Si les attaques politiques qui ont visé Hassan Iquioussen sont venues principalement de droite et d’extrême-droite, Tariq Ramadan note que « la gauche a également été très mal à l’aise sur le fait de se positionner dans cette affaire », allant même jusqu’à suggérer de changer le droit s’il ne permettait pas, en l’état, d’aller au bout de son expulsion.

« Mais la surenchère sur l’affaire Iquioussen n’est pas une question de droit », tranche l’islamologue pour qui il s’agit d’un « mélange politique et médiatique qui fait qu’on voulait que les caméras soient là » pour assister à son expulsion et à toute la procédure mais il est clair que « ce qui a gêné ce n’est pas qu’il parte mais que médiatiquement il ait disparu et que son cas ne puisse plus être instrumentalisé ».
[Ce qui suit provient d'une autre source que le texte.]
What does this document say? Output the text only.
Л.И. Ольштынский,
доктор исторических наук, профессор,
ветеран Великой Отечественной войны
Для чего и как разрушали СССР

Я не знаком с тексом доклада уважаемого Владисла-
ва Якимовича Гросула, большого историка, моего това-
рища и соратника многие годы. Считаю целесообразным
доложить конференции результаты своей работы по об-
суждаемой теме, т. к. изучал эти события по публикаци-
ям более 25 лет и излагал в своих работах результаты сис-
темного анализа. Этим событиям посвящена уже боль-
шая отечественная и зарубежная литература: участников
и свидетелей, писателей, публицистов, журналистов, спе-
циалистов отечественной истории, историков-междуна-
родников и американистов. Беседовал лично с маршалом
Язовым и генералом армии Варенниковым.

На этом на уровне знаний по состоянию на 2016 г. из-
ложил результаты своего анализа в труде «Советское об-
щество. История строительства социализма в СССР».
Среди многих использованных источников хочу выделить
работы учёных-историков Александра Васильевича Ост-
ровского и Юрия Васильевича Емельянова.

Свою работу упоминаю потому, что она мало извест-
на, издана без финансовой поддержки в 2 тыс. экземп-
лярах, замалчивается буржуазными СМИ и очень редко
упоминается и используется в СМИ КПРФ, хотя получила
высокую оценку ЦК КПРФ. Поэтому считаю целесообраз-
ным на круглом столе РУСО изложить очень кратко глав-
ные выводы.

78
- Quelles solutions pour endiguer la fuite en avant ?
Si la parole de Tariq Ramadan reste aujourd’hui bridée par un boycott médiatique français, ses conseils, cours, conférences en ligne et pistes de réflexion demeurent très suivies des jeunes, notamment sur les diverses plateformes de réseaux sociaux.

Et après chaque épisode politique d’islamophobie, il est naturellement sollicité par ceux qui le suivent, pour certains depuis près de quarante ans, à travers ses enseignements.

« Beaucoup de leaders ont peur et ne savent plus très bien comment réagir » vis à vis de la politique islamophobe déployée dans le pays, a-t-il déploré au cours de son entretien à l’Agence Anadolu.

S’il sait que « les pistes sont extrêmement difficiles » puisque « depuis des années on teste les réactions en s’attaquant à des figures musulmanes, des associations, des mosquées en s’apercevant que la peur prend le dessus sur la revendication du droit ».

Tariq Ramadan considère néanmoins qu’en « acceptant d’avoir moins de droits que les autres, et d’avoir systématiquement à prouver qu’on est plus républicains que les républicains, on se rend compte que le leadership musulman n’est pas à la hauteur du défi en France ».

« Il faut espérer que des cadres musulmans, des citoyens et des leaders musulmans reviennent aux fondamentaux pour sortir de l’acceptation d’un droit restrictif qui stigmatise une partie de la population » via « des démarches juridiques, un discours médiatique beaucoup plus construit et un discours politique beaucoup plus indépendant qui permettrait de sortir du vote émotif », conclut l’islamologue suisse en guise de piste de réflexion.